Creegan Linda, Bauer Heidi M, Samuel Michael C, Klausner Jeffrey, Liska Sally, Bolan Gail
California Department of Health Services, Sexually Transmitted Diseases (STD) Control Branch, 300 Frank H Ogawa Plaza, Suite 520, Oakland, CA 94612-2032, USA.
Sex Transm Dis. 2007 Dec;34(12):1016-1018.
Because definitive methods for diagnosing primary syphilis are limited, it is important to optimize the sensitivity of serodiagnosis.
To determine the most sensitive testing approach to the diagnosis of primary syphilis, using the commonly available serologic tests: the Venereal Disease Research Laboratory (VDRL) test and the Treponema pallidum particle agglutination (TP-PA) test.
Sensitivities of 2 serologic testing strategies for primary syphilis were compared among 106 darkfield-confirmed cases treated in San Francisco from January 2002 through December 2004.

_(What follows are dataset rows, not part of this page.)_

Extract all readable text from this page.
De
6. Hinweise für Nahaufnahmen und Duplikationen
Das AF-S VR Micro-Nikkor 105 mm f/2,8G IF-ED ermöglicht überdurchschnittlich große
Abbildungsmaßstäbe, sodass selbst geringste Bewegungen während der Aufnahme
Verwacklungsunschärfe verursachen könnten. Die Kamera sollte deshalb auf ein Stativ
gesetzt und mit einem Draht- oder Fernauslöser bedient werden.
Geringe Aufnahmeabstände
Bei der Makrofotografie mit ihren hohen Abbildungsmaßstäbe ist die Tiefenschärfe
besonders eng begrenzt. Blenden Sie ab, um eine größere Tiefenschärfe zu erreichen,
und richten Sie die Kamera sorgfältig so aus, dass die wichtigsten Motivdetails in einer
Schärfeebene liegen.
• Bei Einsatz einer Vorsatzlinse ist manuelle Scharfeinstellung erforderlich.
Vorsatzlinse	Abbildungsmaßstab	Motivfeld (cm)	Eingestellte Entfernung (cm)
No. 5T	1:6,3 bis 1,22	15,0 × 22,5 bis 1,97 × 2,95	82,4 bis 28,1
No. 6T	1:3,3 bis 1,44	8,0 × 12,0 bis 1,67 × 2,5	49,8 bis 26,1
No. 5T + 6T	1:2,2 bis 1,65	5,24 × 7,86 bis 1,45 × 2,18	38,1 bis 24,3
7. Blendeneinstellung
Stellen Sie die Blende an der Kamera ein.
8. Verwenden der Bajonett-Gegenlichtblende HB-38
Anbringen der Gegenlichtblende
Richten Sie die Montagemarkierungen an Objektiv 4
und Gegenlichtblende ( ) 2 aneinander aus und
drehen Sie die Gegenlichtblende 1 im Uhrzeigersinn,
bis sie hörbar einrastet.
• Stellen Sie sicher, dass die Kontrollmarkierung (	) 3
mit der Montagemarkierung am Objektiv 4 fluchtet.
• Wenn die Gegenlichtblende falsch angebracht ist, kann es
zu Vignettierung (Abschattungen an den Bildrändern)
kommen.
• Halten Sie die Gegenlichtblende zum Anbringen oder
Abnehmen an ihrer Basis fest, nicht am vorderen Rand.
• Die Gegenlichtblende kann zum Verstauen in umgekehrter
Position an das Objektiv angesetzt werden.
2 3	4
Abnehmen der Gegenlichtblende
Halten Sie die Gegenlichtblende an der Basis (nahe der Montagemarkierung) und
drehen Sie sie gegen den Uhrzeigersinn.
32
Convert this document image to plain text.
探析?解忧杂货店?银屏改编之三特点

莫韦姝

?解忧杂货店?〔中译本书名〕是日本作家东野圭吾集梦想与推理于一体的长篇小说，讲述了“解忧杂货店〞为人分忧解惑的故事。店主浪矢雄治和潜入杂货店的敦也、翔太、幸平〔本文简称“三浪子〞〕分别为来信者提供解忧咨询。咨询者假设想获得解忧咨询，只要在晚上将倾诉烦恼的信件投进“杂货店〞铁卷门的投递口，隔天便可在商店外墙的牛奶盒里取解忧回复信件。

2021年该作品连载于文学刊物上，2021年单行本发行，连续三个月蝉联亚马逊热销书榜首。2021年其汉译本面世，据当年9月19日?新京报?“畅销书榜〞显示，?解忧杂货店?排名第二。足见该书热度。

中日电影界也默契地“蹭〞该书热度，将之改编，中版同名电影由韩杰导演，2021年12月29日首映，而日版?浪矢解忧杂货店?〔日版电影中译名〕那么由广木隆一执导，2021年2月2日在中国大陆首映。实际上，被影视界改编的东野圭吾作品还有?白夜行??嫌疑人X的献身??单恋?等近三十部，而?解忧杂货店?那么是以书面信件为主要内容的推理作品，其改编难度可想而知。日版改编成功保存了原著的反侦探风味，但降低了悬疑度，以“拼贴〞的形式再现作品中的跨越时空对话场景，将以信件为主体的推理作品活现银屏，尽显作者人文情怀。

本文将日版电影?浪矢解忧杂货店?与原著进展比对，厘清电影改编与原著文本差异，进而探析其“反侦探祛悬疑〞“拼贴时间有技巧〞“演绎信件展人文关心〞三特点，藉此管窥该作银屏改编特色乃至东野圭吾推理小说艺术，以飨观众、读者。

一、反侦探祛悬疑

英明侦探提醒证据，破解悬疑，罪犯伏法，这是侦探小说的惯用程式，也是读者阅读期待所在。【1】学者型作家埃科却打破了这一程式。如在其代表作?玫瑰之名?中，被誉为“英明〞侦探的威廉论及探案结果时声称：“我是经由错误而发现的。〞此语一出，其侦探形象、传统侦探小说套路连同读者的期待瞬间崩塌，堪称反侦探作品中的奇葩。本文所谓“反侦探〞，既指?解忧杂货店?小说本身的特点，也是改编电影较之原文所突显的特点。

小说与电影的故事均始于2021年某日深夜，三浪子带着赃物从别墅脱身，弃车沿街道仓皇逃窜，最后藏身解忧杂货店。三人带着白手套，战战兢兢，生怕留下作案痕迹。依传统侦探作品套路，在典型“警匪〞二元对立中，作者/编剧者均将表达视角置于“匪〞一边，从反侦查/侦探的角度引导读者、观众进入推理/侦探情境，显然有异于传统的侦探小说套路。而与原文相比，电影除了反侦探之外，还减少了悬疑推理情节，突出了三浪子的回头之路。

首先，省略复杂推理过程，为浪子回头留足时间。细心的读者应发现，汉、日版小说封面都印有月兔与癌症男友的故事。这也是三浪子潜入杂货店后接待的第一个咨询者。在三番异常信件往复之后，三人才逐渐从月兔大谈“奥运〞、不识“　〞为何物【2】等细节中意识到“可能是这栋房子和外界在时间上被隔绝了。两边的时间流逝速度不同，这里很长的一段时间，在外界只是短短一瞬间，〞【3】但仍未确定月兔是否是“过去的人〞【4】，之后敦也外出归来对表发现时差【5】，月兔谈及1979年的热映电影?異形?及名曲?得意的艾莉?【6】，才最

The sensitivity of the diagnostic strategy using VDRL confirmed by TP-PA was 71% (95% CI, 61%-79%). Substituting Rapid Plasma Reagin test for VDRL in a subset of 51 patients produced the same sensitivity (71%; 95% CI, 56%-83%). The sensitivity of TP-PA as the first-line diagnostic test was 86% (95% CI, 78%-92%). The sensitivity of the former approach was significantly lower among HIV-positive patients, compared with HIV-negative patients (55% vs. 77%, P = 0.05).
The TP-PA test as the first-line diagnostic test yielded higher sensitivity for primary syphilis than did the use of the currently recommended strategy.
由于诊断一期梅毒的确定性方法有限,优化血清学诊断的敏感性很重要。
使用常用的血清学检测方法,即性病研究实验室(VDRL)试验和梅毒螺旋体颗粒凝集(TP-PA)试验,确定诊断一期梅毒最敏感的检测方法。
比较了2002年1月至2004年12月在旧金山接受治疗的106例经暗视野检查确诊的病例中,两种一期梅毒血清学检测策略的敏感性。
采用TP-PA确认的VDRL诊断策略的敏感性为71%(95%CI,61%-79%)。在51例患者的亚组中,用快速血浆反应素试验替代VDRL,敏感性相同(71%;95%CI,56%-83%)。TP-PA作为一线诊断试验的敏感性为86%(95%CI,78%-92%)。与HIV阴性患者相比,前一种方法在HIV阳性患者中的敏感性显著较低(55%对77%,P=0.05)。
与目前推荐的策略相比,TP-PA试验作为一线诊断试验对一期梅毒具有更高的敏感性。